Quelle est, selon vous, la raison de la décision du gouvernement nicaraguayen à l’encontre de la Compagnie de Jésus?
Le gouvernement nicaraguayen cherche à contrôler totalement l’opinion publique. C’est dans ce contexte qu’il persécute l’Eglise et la Compagnie de Jésus. En particulier, la Compagnie de Jésus a été visée pour avoir pris la défense des droits du peuple en 2018, notamment par l’Université centraméricaine (uca), et le soutien apporté aux grandes manifestations réclamant la liberté et le respect des droits concrets du peuple. Le travail de médiation entre les jeunes étudiants et le gouvernement, confié par le cardinal Brenes au recteur de l’uca, a également agacé le gouvernement. L’université étant productrice de savoir et de pen-sée critique et ouverte, le gouvernement avait tendance à la considérer presque automatiquement comme une ennemie.
Quelle est l’activité pastorale des jésuites au Nicaragua, en dehors de l’uca?
En plus de l’uca, qui est maintenant entre les mains du gouvernement, les jésuites gèrent deux écoles secondaires et le réseau international Fe y Alegría, qui compte plus de 800 collaborateurs, dont des laïcs, des religieux et des prêtres, et soutient environ 54.000 personnes dans l’éducation formelle et informelle. Jusqu’à récemment, nous avions également une paroisse en cours de transfert à l’archevêché de Managua en raison du départ du jésuite qui en avait la charge et de la difficulté à trouver des remplaçants.

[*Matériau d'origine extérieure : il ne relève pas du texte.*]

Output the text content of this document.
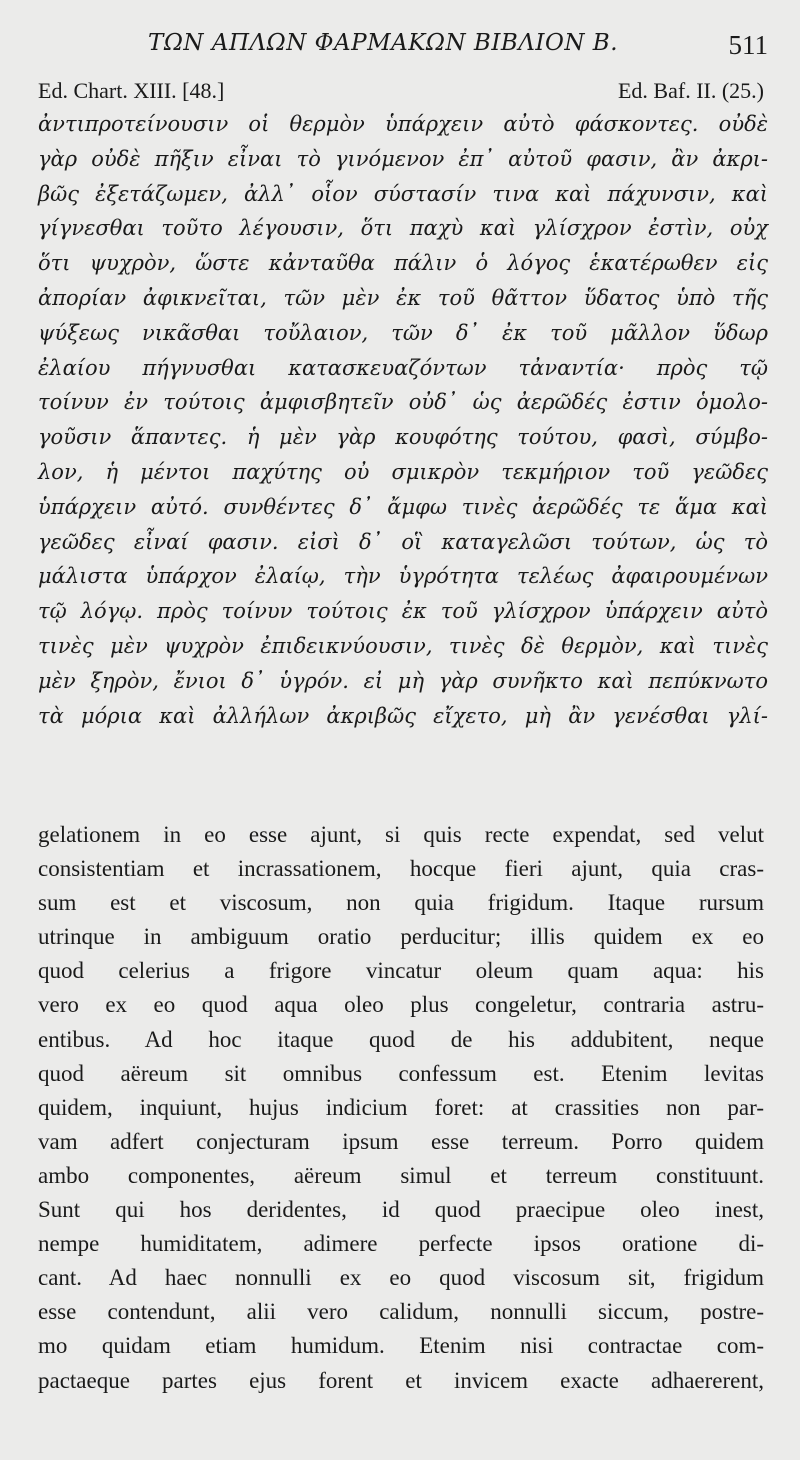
ΤΩΝ ΑΠΛΩΝ ΦΑΡΜΑΚΩΝ ΒΙΒΛΙΟΝ Β.	511
Ed. Chart. XIII. [48.]	Ed. Baf. II. (25.)
ἀντιπροτείνουσιν οἱ θερμὸν ὑπάρχειν αὐτὸ φάσκοντες. οὐδὲ
γὰρ οὐδὲ πῆξιν εἶναι τὸ γινόμενον ἐπ᾽ αὐτοῦ φασιν, ἂν ἀκρι-
βῶς ἐξετάζωμεν, ἀλλ᾽ οἷον σύστασίν τινα καὶ πάχυνσιν, καὶ
γίγνεσθαι τοῦτο λέγουσιν, ὅτι παχὺ καὶ γλίσχρον ἐστὶν, οὐχ
ὅτι ψυχρὸν, ὥστε κἀνταῦθα πάλιν ὁ λόγος ἑκατέρωθεν εἰς
ἀπορίαν ἀφικνεῖται, τῶν μὲν ἐκ τοῦ θᾶττον ὕδατος ὑπὸ τῆς
ψύξεως νικᾶσθαι τοὔλαιον, τῶν δ᾽ ἐκ τοῦ μᾶλλον ὕδωρ
ἐλαίου πήγνυσθαι κατασκευαζόντων τἀναντία· πρὸς τῷ
τοίνυν ἐν τούτοις ἀμφισβητεῖν οὐδ᾽ ὡς ἀερῶδές ἐστιν ὁμολο-
γοῦσιν ἅπαντες. ἡ μὲν γὰρ κουφότης τούτου, φασὶ, σύμβο-
λον, ἡ μέντοι παχύτης οὐ σμικρὸν τεκμήριον τοῦ γεῶδες
ὑπάρχειν αὐτό. συνθέντες δ᾽ ἄμφω τινὲς ἀερῶδές τε ἅμα καὶ
γεῶδες εἶναί φασιν. εἰσὶ δ᾽ οἳ καταγελῶσι τούτων, ὡς τὸ
μάλιστα ὑπάρχον ἐλαίῳ, τὴν ὑγρότητα τελέως ἀφαιρουμένων
τῷ λόγῳ. πρὸς τοίνυν τούτοις ἐκ τοῦ γλίσχρον ὑπάρχειν αὐτὸ
τινὲς μὲν ψυχρὸν ἐπιδεικνύουσιν, τινὲς δὲ θερμὸν, καὶ τινὲς
μὲν ξηρὸν, ἔνιοι δ᾽ ὑγρόν. εἰ μὴ γὰρ συνῆκτο καὶ πεπύκνωτο
τὰ μόρια καὶ ἀλλήλων ἀκριβῶς εἴχετο, μὴ ἂν γενέσθαι γλί-
gelationem in eo esse ajunt, si quis recte expendat, sed velut
consistentiam et incrassationem, hocque fieri ajunt, quia cras-
sum est et viscosum, non quia frigidum. Itaque rursum
utrinque in ambiguum oratio perducitur; illis quidem ex eo
quod celerius a frigore vincatur oleum quam aqua: his
vero ex eo quod aqua oleo plus congeletur, contraria astru-
entibus. Ad hoc itaque quod de his addubitent, neque
quod aëreum sit omnibus confessum est. Etenim levitas
quidem, inquiunt, hujus indicium foret: at crassities non par-
vam adfert conjecturam ipsum esse terreum. Porro quidem
ambo componentes, aëreum simul et terreum constituunt.
Sunt qui hos deridentes, id quod praecipue oleo inest,
nempe humiditatem, adimere perfecte ipsos oratione di-
cant. Ad haec nonnulli ex eo quod viscosum sit, frigidum
esse contendunt, alii vero calidum, nonnulli siccum, postre-
mo quidam etiam humidum. Etenim nisi contractae com-
pactaeque partes ejus forent et invicem exacte adhaererent,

Après la fermeture de l’Université centraméricaine et la révocation du statut juridique de la Compagnie de Jésus au Nicaragua, allez-vous quitter le pays, craignez-vous l’expulsion ou l’emprisonnement?
Certains jésuites âgés et malades ont quitté le pays, car dans l’environnement actuel, il nous était difficile de leur fournir des soins adaptés. Mais les autres continuent à travailler dans les œuvres mentionnées. L’expulsion ou la confiscation des biens est toujours à l’horizon pour les religieux restés dans le pays. Les sœurs de la Charité (sainte Thérèse de Calcutta), les Filles de la Charité (Sainte Louise de Marillac), les sœurs dominicaines de l’Annonciation, entre autres congrégations, ont déjà été dépouillées de leurs biens et expulsées du pays, en tout ou en partie. Dans tous les cas, la persévérance dans le travail de ceux qui non seulement restent, mais souhaitent rester malgré les risques et l’hostilité du gouvernement, est exemplaire.

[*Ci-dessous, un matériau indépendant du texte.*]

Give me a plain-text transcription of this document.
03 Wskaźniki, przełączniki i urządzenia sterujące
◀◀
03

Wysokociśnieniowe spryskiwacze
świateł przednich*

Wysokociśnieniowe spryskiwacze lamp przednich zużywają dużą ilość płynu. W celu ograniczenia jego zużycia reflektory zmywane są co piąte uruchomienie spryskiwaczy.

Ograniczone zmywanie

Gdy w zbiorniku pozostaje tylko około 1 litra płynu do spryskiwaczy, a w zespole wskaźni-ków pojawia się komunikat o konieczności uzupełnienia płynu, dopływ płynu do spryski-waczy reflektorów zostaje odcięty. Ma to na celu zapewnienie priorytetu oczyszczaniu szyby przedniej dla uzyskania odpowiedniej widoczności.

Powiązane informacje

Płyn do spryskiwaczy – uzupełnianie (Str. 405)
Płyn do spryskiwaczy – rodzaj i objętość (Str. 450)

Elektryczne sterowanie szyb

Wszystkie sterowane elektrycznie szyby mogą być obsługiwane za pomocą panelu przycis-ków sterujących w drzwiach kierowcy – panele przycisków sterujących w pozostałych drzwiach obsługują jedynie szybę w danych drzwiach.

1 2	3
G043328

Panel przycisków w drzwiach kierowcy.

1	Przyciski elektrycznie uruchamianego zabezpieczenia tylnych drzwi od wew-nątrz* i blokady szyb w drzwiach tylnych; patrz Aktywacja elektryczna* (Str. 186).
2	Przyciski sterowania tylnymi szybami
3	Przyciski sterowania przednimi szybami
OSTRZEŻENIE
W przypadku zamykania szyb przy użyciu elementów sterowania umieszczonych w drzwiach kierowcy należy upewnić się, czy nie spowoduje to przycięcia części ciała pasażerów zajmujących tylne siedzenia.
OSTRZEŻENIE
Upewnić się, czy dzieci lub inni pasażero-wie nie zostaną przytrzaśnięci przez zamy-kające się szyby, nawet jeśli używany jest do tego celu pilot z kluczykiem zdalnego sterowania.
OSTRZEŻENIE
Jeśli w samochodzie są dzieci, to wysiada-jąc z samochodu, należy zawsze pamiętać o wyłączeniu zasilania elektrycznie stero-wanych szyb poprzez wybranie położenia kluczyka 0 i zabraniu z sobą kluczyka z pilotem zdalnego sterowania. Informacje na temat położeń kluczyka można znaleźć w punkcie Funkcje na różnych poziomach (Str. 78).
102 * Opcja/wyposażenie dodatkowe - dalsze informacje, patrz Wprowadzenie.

Comment les jésuites peuvent-ils faire face à la tâche missionnaire dans un pays où ils sont persécutés?
Dans des situations comme celle du Nicaragua, il est important d’être constant, d’être proche des gens, d’être ouvert au dialogue quand c’est possible et d’accompagner ceux qui souffrent. C’est ce que l’Eglise essaie de faire et ce que nous, jésuites, essayons également de faire.
Après un an d’emprisonnement de l’évêque de Matagalpa, Mgr Rolando Alvarez et après de nombreuses autres situations de persécution contre l’Eglise, quel est le message que vous, Compagnie de Jésus, envoyez au peuple nicaraguayen?
Mgr Rolando Alvarez est un signe de la fidélité de l’Eglise au peuple nicaraguayen. Saint Cyprien de Carthage, au iiie siècle, appelait martyrs les chrétiens qui avaient résisté et survécu à la dure peine du travail forcé dans les mines de Sicile. L’évêque de Matagalpa se trouve dans une situation, bien que les circonstances historiques diffèrent, similaire à celle de ceux qui ont souffert dans les mines à l’époque de l’Empire romain. Nous, jésuites, souhaitons aussi être des signes de persévérance, fidèles au commandement de Jésus d’être proche de ceux qui souffrent et d’apporter une parole d’espérance au milieu de la douleur des gens. La constance et la persévérance des valeurs chrétiennes l’emportent toujours, même s’il y a des moments où nous devons passer par la croix.
Face à cette situation, quelle est la réponse des Jésuites au gouvernement du Nicaragua?
Nous souhaitons le dialogue, la restitution des biens, la garantie d’une présence, la levée des condamnations et des mesures qui violent les droits de l’homme, comme la déchéance de nationalité et l’exil. L’ouverture d’un processus de dialogue, pour lequel l’Eglise du Nicaragua a beaucoup travaillé, est indispensable pour sortir d’une situation d’oppression qui ne peut que conduire à une escalade des conflits.